MUNICH -- Ford Motor Co. expects to sign a deal to sell its Volvo car unit to China's Zhejiang Geely Holding Group by the first quarter of 2010 and close the deal in the second quarter, the U.S. automaker announced today.
Ford said that all of the deal's key commercial terms have been settled. Ford added that work still needs to be done before the deal is completed, such as Geely securing its financing and getting approvals from the Chinese government.
In its statement, Ford said that the prospective sale “would ensure Volvo has the resources, including the capital investment, necessary to further strengthen the business and build its global franchise, while enabling Ford to continue to focus on and implement its core ONE Ford strategy.”

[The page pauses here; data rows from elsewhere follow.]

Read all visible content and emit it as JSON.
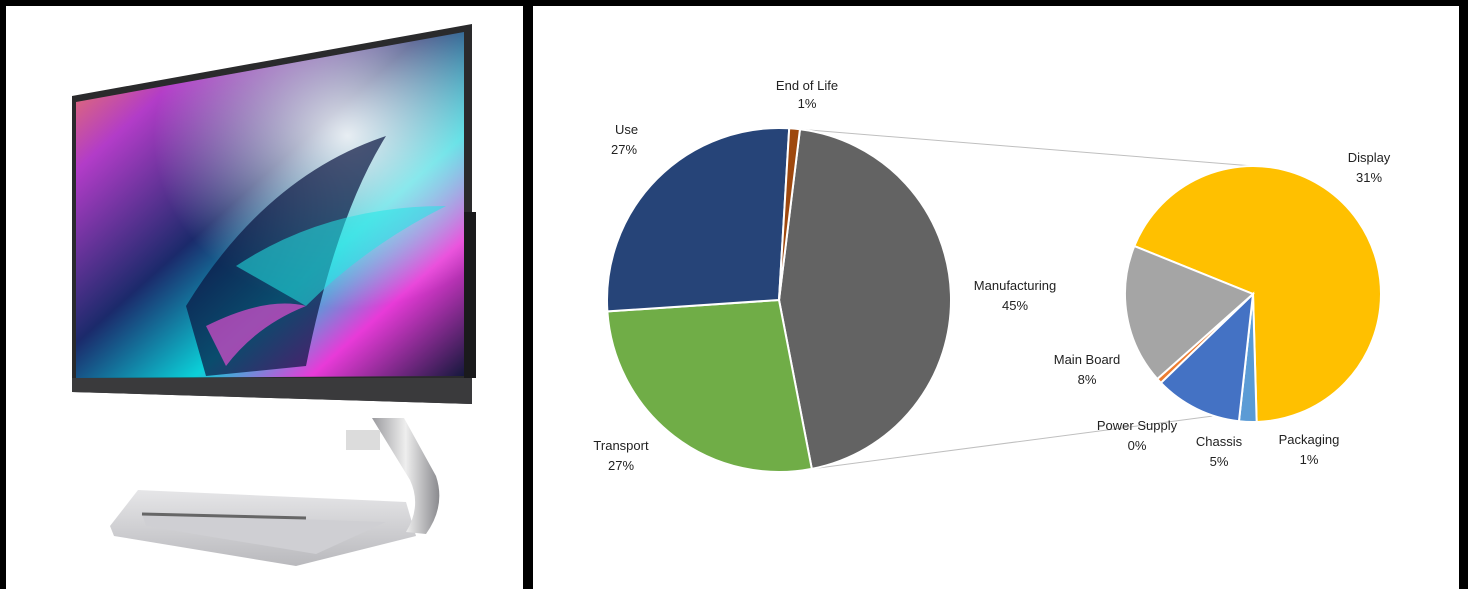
{
  "product": {
    "name": "all-in-one-desktop-monitor"
  },
  "chart_data": {
    "type": "pie",
    "title": "",
    "main": {
      "slices": [
        {
          "label": "Manufacturing",
          "pct_text": "45%",
          "value": 45,
          "color": "#636363"
        },
        {
          "label": "Transport",
          "pct_text": "27%",
          "value": 27,
          "color": "#70AD47"
        },
        {
          "label": "Use",
          "pct_text": "27%",
          "value": 27,
          "color": "#264478"
        },
        {
          "label": "End of Life",
          "pct_text": "1%",
          "value": 1,
          "color": "#9E480E"
        }
      ]
    },
    "breakdown": {
      "of": "Manufacturing",
      "slices": [
        {
          "label": "Display",
          "pct_text": "31%",
          "value": 31,
          "color": "#FFC000"
        },
        {
          "label": "Packaging",
          "pct_text": "1%",
          "value": 1,
          "color": "#5B9BD5"
        },
        {
          "label": "Chassis",
          "pct_text": "5%",
          "value": 5,
          "color": "#4472C4"
        },
        {
          "label": "Power Supply",
          "pct_text": "0%",
          "value": 0.3,
          "color": "#ED7D31"
        },
        {
          "label": "Main Board",
          "pct_text": "8%",
          "value": 8,
          "color": "#A5A5A5"
        }
      ]
    },
    "legend": "none"
  }
}
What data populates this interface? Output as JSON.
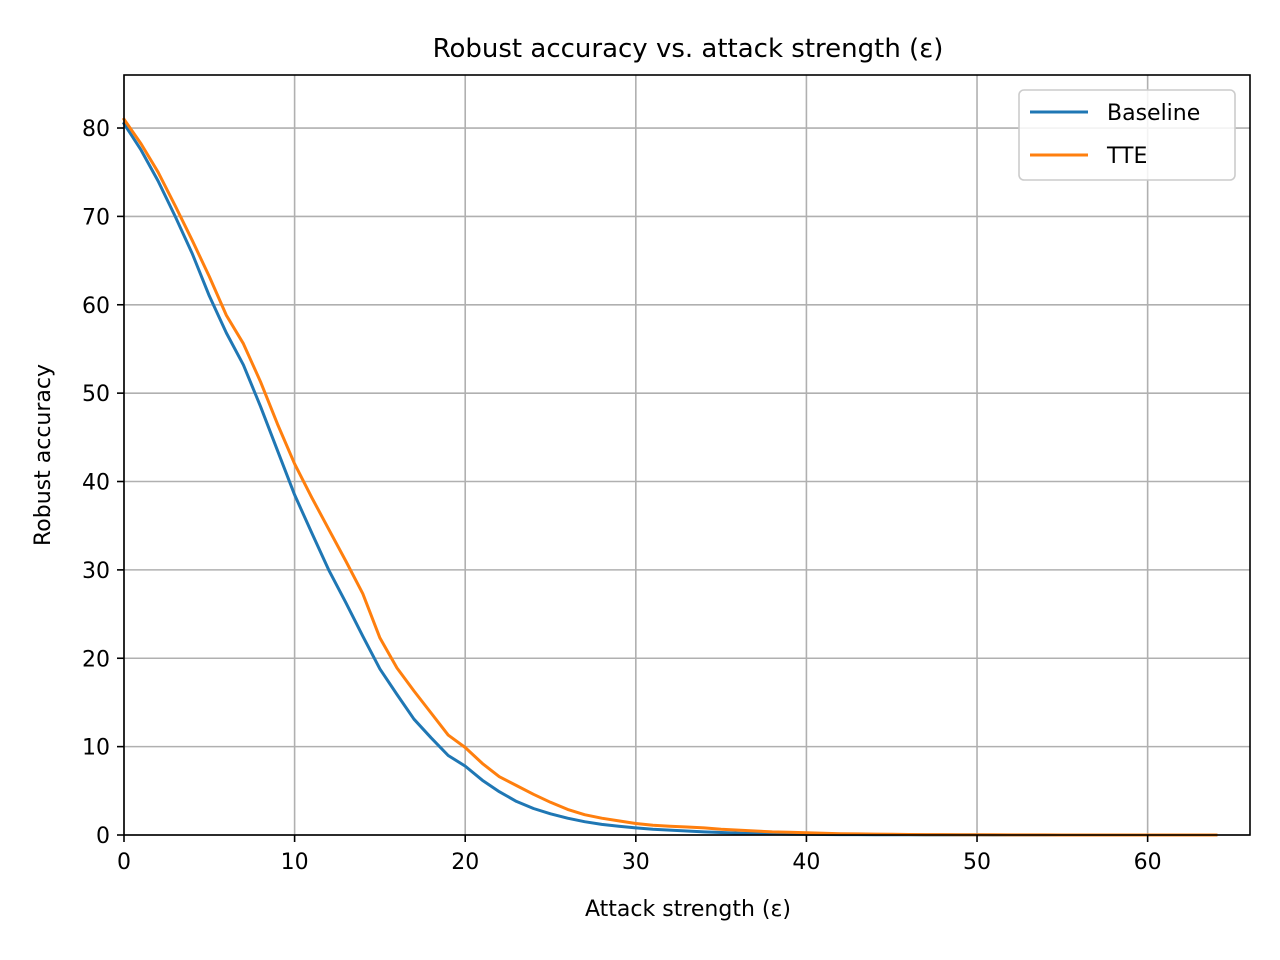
{
  "chart_data": {
    "type": "line",
    "title": "Robust accuracy vs. attack strength (ε)",
    "xlabel": "Attack strength (ε)",
    "ylabel": "Robust accuracy",
    "xlim": [
      0,
      66
    ],
    "ylim": [
      0,
      86
    ],
    "xticks": [
      0,
      10,
      20,
      30,
      40,
      50,
      60
    ],
    "yticks": [
      0,
      10,
      20,
      30,
      40,
      50,
      60,
      70,
      80
    ],
    "grid": true,
    "legend_position": "top-right",
    "x": [
      0,
      1,
      2,
      3,
      4,
      5,
      6,
      7,
      8,
      9,
      10,
      11,
      12,
      13,
      14,
      15,
      16,
      17,
      18,
      19,
      20,
      21,
      22,
      23,
      24,
      25,
      26,
      27,
      28,
      29,
      30,
      31,
      32,
      33,
      34,
      35,
      36,
      37,
      38,
      39,
      40,
      41,
      42,
      43,
      44,
      45,
      46,
      47,
      48,
      49,
      50,
      51,
      52,
      53,
      54,
      55,
      56,
      57,
      58,
      59,
      60,
      61,
      62,
      63,
      64
    ],
    "series": [
      {
        "name": "Baseline",
        "color": "#1f77b4",
        "values": [
          80.5,
          77.5,
          74.0,
          70.0,
          65.8,
          61.0,
          56.8,
          53.2,
          48.5,
          43.5,
          38.5,
          34.2,
          30.0,
          26.3,
          22.5,
          18.8,
          15.9,
          13.1,
          11.0,
          9.0,
          7.8,
          6.2,
          4.9,
          3.8,
          3.0,
          2.4,
          1.9,
          1.5,
          1.2,
          1.0,
          0.8,
          0.65,
          0.55,
          0.45,
          0.35,
          0.28,
          0.22,
          0.17,
          0.13,
          0.1,
          0.08,
          0.06,
          0.05,
          0.04,
          0.03,
          0.02,
          0.02,
          0.01,
          0.01,
          0.01,
          0.01,
          0.0,
          0.0,
          0.0,
          0.0,
          0.0,
          0.0,
          0.0,
          0.0,
          0.0,
          0.0,
          0.0,
          0.0,
          0.0,
          0.0
        ]
      },
      {
        "name": "TTE",
        "color": "#ff7f0e",
        "values": [
          81.0,
          78.2,
          75.0,
          71.2,
          67.3,
          63.2,
          58.8,
          55.6,
          51.3,
          46.5,
          42.0,
          38.2,
          34.6,
          31.0,
          27.3,
          22.3,
          18.9,
          16.3,
          13.8,
          11.3,
          9.9,
          8.1,
          6.6,
          5.6,
          4.6,
          3.7,
          2.9,
          2.3,
          1.9,
          1.6,
          1.3,
          1.1,
          1.0,
          0.9,
          0.8,
          0.65,
          0.55,
          0.45,
          0.35,
          0.3,
          0.25,
          0.2,
          0.15,
          0.12,
          0.1,
          0.08,
          0.06,
          0.05,
          0.04,
          0.03,
          0.02,
          0.02,
          0.01,
          0.01,
          0.01,
          0.0,
          0.0,
          0.0,
          0.0,
          0.0,
          0.0,
          0.0,
          0.0,
          0.0,
          0.0
        ]
      }
    ]
  }
}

For Ford, closing the sale would provide it with cash it could use toward CEO Alan Mulally's goal of speeding up debt repayment as the automaker moves toward profitability it has projected for 2011.
Ford was the only U.S. automaker to avoid bankruptcy and a U.S. government bailout thanks to the $27 billion borrowing program it completed before the crushing decline for the U.S. auto market that began in 2008.
No stake in Volvo
While Ford will continue to cooperate with Volvo in several areas after the sale, the company does not intend to retain a shareholding in the business once the deal is finalized.
Chinese carmakers are taking advantage of a crisis-sparked shake-up of the auto industry, tapping into Western brands in a bid to boost their technology and take advantage of a fast-growing home market. China car sales are expected to overtake the United States for No. 1 in the world when full-year figures are published.
Zhejiang Geely, the parent of publicly traded Geely Automotive, was named by Ford as preferred bidder for Volvo in October.
The estimated $1.8 billion deal would be the largest overseas acquisition by a Chinese automaker.
Ford paid $6.45 billion for Volvo in 1999.
Ford wrote down the value of Volvo by $2.4 billion following a review of the brand's prospects in January 2008.